Portrait and self-portrait – Characteristics, Representatives and Definition
Contents
What is Portrait and Self-Portrait?
While a portrait refers to any painting depicting a human figure, a self-portrait refers to a painting depicting the artist who produced it. The self-portrait, whether produced in the medium of painting or photography, is its own genre of art, like that of landscape or still life.
Portraits can be found in most stately homes, museums and art galleries, including homes. Portraits can be paintings, drawings, sculptures or photographs that record changing identity and aspirations. In earlier times, many people had only one portrait painted in their lifetime, if any, so artists were selected with great care and expectations were high.
History of Portraiture and Self-Portraiture
As the 16th century approached, artists began to put themselves more into the picture, physically, socially and stylistically. By this time, portraiture had become more naturalistic and more concerned with the individual. During the Renaissance the genre benefited from the heroism of the artist and became really popular with the rise of wealth and interest in individuality.
The concept of self-portraiture refers to the story of Narcissus told in the Metamorphoses by the Latin poet Ovid. Narcissus was a young man fascinated by the contemplation of his reflection in the water. For a long time the self-portrait was considered a minor subgenre of portraiture.
Beyond the introspection generated by the fact of representing oneself, the self-portrait is a convenient way to practice one’s technique (the easiest model to get is oneself). Then, in 1950 the word is officially admitted in the French language and that therefore it is admitted that the self-portrait is an art.
Types of Portrait and Self-Portrait
The portrait is a graphic genre whose purpose is to represent a person in a similar way. Self-portraits are the representation of oneself, and are not the result of a commission, unlike portraits. This genre allows the person to assert himself as a unique individual and to go through a true exploration of himself, because all physical expressions can be transcribed as joy, madness, melancholy, astonishment, suffering.
The first known portrait is of John II Le Bon (1319 – 1364), Duke of Normandy and then King of France from 1350, which inaugurates a genre, since it is the first direct evocation of a royal portrait, without all the accessories and seen in profile, like a monetary portrait.
The king seems to have been painted with a remarkable concern for physical characterization and a desire for expressiveness. Later, the models will be represented from three-quarters or from the front.
Portrait and Self-Portrait Characteristics
Portraits are artistic representations of people, which can be created in any medium, from traditional oil paintings, to photographs, sculptures and even mixed media. Portraits can depict partial figures, usually showing the head and shoulders, but they can also depict the full figure. They can also illustrate more than one person, in a group or family portrait.
When making a portrait the artist attempts to show appearance as well as some elements of character. Portraits often relate to a message that the artist or the person who commissioned the work wishes to convey, such as the beauty of a daughter courted by a king or the wealth and power of a monarch.
Legacy of this painting
In the 19th century, interest in understanding human feelings grew. Artists were also concerned with emotions, creating portraits or self-portraits of an intimate nature, far from the official portrait, sometimes moving away from faithful representation.
The self-portrait is, in fact, from the late nineteenth century the opportunity for the painter to tell his story or at least part of it. For some, like the painters of the 14th century, they use symbols to personify themselves. The goal is no longer to depict their social status as their predecessors did, rather the goal is to reveal an intimate part of their life or personality. These symbols represent more the emotional state or anecdotal account of their life as an artist than the image they wish to leave behind.
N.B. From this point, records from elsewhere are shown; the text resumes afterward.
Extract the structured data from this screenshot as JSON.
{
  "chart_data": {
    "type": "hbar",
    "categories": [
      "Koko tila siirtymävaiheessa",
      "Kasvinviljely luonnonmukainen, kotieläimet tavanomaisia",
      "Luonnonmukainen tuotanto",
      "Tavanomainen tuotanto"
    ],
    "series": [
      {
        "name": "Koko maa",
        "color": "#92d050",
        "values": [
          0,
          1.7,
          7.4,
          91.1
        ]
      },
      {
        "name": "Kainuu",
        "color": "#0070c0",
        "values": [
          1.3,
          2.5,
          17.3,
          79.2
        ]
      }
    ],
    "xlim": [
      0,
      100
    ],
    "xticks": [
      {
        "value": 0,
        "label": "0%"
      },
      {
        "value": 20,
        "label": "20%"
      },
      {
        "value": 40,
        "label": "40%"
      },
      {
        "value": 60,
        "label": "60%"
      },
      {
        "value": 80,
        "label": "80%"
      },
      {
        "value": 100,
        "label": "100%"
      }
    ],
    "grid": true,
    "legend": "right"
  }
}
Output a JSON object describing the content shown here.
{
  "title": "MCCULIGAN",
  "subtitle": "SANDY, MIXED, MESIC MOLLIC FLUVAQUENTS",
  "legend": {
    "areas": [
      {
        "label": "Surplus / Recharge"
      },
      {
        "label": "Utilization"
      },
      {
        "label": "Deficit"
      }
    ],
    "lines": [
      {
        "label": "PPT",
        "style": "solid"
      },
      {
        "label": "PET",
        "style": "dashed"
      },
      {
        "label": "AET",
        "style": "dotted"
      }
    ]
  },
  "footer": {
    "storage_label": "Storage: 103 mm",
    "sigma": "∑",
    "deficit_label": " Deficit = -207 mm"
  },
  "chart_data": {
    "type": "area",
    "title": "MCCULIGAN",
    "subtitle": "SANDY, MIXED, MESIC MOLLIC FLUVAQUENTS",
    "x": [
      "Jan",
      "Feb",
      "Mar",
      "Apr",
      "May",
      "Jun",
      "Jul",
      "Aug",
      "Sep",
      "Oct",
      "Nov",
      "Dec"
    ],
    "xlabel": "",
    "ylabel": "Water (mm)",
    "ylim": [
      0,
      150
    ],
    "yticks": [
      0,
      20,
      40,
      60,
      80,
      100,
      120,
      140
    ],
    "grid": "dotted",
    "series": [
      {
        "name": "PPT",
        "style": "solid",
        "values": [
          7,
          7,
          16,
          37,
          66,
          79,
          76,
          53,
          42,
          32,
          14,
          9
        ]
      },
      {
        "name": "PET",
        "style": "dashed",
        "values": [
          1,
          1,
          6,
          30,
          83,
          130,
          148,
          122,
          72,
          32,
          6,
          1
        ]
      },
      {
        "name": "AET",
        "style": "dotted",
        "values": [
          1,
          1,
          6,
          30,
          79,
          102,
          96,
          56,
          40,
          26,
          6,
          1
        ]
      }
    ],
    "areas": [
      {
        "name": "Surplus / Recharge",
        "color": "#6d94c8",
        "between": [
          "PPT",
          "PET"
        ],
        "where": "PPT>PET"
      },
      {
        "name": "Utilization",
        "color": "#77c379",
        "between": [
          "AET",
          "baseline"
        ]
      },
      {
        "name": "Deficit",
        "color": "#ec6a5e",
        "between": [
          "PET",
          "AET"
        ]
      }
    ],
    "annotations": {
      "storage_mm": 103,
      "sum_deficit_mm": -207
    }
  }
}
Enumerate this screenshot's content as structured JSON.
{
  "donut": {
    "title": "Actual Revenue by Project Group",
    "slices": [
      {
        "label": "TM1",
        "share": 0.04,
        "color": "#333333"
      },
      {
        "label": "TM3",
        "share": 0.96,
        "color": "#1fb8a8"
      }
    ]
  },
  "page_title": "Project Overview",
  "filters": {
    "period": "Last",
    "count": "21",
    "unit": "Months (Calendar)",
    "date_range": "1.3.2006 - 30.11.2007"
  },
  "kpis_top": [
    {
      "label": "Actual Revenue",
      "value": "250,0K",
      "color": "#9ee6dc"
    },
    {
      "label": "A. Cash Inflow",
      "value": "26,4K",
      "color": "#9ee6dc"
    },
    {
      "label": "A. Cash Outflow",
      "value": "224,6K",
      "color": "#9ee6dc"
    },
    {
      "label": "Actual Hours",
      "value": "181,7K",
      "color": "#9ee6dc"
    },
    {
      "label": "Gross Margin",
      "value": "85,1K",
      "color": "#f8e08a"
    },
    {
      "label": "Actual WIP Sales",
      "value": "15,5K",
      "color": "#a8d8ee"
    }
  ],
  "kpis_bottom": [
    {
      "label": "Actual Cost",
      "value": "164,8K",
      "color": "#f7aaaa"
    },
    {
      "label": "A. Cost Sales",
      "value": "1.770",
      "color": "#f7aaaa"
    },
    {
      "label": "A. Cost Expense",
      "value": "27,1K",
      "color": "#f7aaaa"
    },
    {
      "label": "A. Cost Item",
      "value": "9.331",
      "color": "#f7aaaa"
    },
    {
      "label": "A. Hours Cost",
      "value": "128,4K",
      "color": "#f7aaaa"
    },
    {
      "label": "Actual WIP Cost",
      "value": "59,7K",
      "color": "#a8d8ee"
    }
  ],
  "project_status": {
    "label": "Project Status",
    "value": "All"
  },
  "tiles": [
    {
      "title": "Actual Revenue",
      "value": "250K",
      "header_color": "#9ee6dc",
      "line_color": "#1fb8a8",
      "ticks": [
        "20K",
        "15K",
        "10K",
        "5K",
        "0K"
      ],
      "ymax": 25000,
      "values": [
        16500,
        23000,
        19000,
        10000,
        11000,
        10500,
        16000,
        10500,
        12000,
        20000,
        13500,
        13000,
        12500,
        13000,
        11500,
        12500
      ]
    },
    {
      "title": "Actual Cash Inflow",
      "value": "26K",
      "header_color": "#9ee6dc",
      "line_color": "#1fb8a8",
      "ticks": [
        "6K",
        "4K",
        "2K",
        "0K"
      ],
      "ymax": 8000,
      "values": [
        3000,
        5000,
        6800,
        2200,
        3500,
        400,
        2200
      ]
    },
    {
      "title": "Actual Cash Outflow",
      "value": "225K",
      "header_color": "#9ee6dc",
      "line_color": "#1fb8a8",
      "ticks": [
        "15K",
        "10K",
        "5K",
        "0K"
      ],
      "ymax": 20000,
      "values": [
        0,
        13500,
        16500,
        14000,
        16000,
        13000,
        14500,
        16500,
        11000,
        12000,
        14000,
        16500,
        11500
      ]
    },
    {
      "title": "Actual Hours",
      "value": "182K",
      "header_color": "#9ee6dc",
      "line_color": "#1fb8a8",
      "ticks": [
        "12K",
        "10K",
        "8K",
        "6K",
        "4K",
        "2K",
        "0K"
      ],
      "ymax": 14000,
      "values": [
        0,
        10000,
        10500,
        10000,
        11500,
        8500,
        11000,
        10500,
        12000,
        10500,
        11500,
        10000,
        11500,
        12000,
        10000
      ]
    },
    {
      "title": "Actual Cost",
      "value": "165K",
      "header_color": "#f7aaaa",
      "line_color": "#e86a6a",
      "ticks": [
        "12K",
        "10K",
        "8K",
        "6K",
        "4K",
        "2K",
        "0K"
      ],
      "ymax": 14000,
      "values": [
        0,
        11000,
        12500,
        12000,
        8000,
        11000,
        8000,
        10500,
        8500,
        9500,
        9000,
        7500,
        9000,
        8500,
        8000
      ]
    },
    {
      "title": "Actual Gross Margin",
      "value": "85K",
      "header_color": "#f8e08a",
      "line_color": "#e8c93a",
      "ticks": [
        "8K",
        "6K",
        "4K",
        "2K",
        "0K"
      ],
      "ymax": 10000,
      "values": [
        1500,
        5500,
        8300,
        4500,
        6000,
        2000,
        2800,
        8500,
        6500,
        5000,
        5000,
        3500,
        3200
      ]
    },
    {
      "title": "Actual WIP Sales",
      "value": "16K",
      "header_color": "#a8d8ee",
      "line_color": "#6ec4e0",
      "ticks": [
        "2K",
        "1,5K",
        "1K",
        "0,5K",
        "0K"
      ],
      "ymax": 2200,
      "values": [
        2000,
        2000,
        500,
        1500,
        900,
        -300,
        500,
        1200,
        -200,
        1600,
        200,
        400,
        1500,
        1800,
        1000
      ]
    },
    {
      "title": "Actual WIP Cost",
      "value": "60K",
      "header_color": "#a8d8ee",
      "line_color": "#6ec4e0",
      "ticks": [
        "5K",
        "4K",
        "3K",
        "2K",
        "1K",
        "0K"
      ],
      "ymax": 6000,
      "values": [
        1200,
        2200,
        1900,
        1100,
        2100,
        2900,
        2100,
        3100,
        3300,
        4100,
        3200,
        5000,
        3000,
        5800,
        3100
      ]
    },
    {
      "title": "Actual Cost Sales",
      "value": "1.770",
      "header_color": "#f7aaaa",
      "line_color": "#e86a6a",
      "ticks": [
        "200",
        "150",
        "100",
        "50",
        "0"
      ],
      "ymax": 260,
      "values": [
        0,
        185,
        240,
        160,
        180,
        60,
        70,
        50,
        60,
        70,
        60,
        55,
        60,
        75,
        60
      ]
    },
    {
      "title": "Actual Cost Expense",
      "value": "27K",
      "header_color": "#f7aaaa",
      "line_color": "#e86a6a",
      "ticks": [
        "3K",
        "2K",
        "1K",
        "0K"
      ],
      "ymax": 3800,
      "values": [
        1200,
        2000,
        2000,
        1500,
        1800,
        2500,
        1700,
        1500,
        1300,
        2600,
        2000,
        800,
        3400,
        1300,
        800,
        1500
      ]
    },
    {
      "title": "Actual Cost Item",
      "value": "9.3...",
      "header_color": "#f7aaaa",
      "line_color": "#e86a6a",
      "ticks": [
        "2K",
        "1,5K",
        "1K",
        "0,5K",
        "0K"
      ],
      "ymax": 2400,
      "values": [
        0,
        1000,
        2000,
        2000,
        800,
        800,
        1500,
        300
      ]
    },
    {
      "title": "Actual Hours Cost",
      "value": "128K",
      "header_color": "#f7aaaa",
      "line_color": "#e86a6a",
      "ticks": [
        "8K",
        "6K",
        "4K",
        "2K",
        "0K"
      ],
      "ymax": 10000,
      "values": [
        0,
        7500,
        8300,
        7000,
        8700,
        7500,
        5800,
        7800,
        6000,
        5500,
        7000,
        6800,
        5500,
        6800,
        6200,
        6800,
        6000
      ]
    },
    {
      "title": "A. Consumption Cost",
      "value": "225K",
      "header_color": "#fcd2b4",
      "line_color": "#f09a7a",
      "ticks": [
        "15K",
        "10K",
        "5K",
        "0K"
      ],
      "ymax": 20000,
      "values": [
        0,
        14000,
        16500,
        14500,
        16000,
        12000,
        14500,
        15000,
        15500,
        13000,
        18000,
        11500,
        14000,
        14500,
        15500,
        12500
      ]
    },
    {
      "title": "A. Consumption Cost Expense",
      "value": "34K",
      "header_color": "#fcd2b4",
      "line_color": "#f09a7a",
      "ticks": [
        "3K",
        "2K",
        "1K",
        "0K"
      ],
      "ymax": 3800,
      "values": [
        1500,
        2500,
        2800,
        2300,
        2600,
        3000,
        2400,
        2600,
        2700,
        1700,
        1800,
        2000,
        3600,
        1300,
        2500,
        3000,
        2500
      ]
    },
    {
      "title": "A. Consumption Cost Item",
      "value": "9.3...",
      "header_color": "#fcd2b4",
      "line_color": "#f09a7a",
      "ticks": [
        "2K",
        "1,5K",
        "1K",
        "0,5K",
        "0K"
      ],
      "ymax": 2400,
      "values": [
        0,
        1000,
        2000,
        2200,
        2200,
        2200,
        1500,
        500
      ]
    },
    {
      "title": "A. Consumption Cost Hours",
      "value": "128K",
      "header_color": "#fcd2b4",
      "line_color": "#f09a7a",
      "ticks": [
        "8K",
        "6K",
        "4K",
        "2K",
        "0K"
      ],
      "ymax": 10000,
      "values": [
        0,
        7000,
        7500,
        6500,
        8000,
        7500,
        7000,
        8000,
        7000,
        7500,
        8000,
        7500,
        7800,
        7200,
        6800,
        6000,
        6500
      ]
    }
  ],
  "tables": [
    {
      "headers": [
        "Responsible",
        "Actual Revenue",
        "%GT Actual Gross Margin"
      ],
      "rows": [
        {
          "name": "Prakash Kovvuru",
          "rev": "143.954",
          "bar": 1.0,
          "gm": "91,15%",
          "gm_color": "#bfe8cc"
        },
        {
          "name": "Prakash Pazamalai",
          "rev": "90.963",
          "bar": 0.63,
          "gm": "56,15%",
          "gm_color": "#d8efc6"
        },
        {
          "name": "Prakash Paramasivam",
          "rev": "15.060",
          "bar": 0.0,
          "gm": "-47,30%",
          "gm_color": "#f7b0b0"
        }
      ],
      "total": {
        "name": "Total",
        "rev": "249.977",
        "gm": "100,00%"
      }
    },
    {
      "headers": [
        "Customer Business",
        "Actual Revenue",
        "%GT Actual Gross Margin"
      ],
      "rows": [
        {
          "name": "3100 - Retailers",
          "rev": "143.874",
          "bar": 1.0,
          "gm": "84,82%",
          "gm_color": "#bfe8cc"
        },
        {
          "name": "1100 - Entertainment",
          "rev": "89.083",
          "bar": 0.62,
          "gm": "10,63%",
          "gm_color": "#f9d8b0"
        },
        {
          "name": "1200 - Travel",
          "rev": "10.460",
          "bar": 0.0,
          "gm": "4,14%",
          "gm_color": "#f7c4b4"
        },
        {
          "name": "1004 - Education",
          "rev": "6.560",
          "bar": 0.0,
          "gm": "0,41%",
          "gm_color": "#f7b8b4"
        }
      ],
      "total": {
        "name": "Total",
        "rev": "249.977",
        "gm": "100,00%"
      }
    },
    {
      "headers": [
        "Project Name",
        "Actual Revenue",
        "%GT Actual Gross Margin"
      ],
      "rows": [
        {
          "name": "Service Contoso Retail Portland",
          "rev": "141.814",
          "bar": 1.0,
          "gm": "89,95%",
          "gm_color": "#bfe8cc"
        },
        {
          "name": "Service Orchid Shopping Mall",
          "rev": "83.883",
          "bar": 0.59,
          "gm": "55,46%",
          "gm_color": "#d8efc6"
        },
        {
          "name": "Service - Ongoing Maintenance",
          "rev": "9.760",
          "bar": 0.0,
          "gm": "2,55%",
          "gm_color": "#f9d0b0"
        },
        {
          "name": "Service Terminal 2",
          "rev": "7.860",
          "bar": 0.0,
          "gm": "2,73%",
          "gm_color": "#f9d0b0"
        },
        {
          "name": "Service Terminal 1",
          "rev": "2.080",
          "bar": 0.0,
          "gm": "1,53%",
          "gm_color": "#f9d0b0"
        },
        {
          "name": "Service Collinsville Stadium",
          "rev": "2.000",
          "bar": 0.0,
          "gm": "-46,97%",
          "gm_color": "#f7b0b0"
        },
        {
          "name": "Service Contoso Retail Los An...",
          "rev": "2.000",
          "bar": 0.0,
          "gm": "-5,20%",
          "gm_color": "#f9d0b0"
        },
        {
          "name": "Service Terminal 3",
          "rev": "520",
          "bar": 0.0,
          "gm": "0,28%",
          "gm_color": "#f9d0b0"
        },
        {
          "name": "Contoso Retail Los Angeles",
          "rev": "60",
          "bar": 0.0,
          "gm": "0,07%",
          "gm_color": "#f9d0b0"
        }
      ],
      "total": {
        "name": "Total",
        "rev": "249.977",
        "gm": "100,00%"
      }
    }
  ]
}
The advent of photography brings a new openness to the art of portraiture. However, many artists continue to draw, paint and engrave portraits and self-portraits. Likewise, we live today, in a time of great fondness for self-portraits, increasingly known as the age of the self.
Main representatives of this painting
The German artist Albrecht Durer was possibly the first master of the self-portrait. In the first half of his life, Durer created a series of exquisite self-portraits, the first being drawn on silverpoint in 1484, when he was only 13 years old, in these images Durer builds and fashions his identity as an artist.
Another representative of the art of portraiture and self-portraiture is Rembrant van Rijn, who created a hundred self-portraits during his lifetime, including paintings, engravings and drawings over a span of 40 years. Many of the paintings show him posing in almost historical costumes, or showing faces of himself. Interestingly, the portraits reflect something of Rembrant’s changing fortunes, personal and financial difficulties, and confirm his remarkable creative energy even in the midst of his personal crises.
One of the greats of portraiture is Vincent van Gogh who painted more than 30 self-portraits between 1886 and 1889. His collection places him among the most prolific self-portrait painters of all time. Like the old masters, van Gogh critically observed himself in a mirror and with a fierce expressiveness created self-portraits of an intensity and immediacy that revealed something internal to the outside world in the most vivid way possible.
All artists have created a series of self-portraits throughout their lives. For example, the works of Pablo Picasso show the artist’s stylistic evolution until his last portrait in 1972.